En échos, ils encensent les entreprises qui jouent la carte de la solidarité (transfert de production pour du gel hydroalcoolique, dons de matériels informatiques, soutien aux plus démunis, protection des salariées ...) et accusent voire fustigent celles qui font prendre des risques pour leurs salariés.

 Le recours accru aux circuits courts et de proximité est une manifestation évidente de cette prise de conscience éthique et responsable en symbolisant à la fois le soutien à l’économie locale et l’engagement écologique. Il inaugure peut-être un changement majeur dans les habitudes de consommation et d’approvisionnement en denrées alimentaires.

De cette tendance découle une demande encore plus forte de transparence, de bienveillance, de respect, et d’équité auprès des acteurs économiques que ce soit envers leurs salariés, leurs partenaires et leurs consommateurs.

Les enjeux pour les marques et entreprises qui en résultent sont de :

● Développer une empreinte sociétale en opérant le virage vers la marque engagée : contribuer positivement en prenant un parti pris sur les problématiques sociétales

● Faire acte de transparence et de traçabilité pour recréer de la confiance

● Donner du sens par des récits et imaginaires positifs pour une société plus humaniste

Ensuite, nous constatons que le « Besoin et la quête de sens » se font plus que jamais ressentir.

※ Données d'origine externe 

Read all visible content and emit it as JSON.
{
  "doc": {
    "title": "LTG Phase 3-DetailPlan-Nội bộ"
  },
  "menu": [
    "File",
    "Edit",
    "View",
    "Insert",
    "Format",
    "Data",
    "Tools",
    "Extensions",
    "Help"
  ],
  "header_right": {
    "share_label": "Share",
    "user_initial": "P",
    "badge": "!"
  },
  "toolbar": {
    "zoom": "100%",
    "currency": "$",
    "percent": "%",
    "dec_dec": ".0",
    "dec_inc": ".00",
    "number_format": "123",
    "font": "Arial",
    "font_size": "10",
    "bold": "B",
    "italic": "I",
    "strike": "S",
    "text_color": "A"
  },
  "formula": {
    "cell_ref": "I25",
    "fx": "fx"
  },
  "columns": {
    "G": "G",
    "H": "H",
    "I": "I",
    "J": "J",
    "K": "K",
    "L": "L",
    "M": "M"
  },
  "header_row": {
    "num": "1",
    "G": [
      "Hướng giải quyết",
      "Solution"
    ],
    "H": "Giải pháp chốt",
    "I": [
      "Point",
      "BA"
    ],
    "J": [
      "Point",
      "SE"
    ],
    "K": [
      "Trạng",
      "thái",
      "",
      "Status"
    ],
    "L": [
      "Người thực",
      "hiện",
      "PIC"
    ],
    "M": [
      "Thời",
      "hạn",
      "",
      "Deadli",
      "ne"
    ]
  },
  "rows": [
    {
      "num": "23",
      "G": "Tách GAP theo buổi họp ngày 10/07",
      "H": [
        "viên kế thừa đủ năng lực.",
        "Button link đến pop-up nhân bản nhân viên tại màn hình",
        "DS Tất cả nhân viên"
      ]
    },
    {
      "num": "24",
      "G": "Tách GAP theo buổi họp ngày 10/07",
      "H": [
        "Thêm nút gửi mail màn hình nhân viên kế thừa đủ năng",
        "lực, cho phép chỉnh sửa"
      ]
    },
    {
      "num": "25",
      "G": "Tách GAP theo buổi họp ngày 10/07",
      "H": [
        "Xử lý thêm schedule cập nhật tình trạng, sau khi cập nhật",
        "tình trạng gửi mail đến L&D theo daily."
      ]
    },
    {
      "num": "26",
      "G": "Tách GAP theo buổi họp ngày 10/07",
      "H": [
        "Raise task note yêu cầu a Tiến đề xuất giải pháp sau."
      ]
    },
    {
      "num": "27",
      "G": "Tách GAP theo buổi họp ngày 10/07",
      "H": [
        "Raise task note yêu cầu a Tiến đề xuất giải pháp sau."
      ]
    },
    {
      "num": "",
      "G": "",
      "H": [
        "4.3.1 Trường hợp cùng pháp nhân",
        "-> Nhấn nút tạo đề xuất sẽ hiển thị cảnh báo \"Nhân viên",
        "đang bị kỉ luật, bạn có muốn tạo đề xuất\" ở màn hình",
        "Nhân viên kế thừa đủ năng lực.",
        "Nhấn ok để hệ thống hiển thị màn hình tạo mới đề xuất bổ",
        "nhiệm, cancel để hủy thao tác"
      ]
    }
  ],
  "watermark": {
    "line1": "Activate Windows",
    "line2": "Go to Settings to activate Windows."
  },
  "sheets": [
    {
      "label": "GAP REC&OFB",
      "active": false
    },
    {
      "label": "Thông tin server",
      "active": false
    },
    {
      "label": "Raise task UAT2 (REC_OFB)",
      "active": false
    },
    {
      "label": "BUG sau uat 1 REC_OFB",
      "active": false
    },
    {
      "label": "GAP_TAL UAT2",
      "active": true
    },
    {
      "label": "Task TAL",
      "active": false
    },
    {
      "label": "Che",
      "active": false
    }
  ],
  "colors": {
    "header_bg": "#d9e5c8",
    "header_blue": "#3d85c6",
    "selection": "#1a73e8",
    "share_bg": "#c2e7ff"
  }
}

Ce virus invisible et pourtant si présent confronte les individus à la mort, et les rappelle à leur condition de mortels (dont l’idéologie de post ou trans-humanisme cherchait à nous délivrer).

Il les renvoie aussi à leur humanité et leur fait prendre conscience des dimensions essentielles à leur vie soit par le manque ou l’absence soit par une présence accrue.

Il les invite alors à s’interroger sur leurs valeurs, leurs priorités de vie, leurs arbitrages et leurs engagements.

Ainsi, conjugué à la crise économique pressentie, il est probable que les individus adoptent un comportement de prudence consommatoire et se recentrent sur l’essentiel en valorisant ce qui compte vraiment.

Que pouvons-nous conclure à date ?

Que cette pandémie cristallise les tendances et signaux faibles déjà visibles et accélère le changement en cours. Cela dit, le déconfinement n'étant pas la fin de la crise du Coronavirus, il reste encore beaucoup d’incertitudes sur la période à venir et les nouvelles conditions de vie qui génèreront encore des adaptations individuelles et collectives.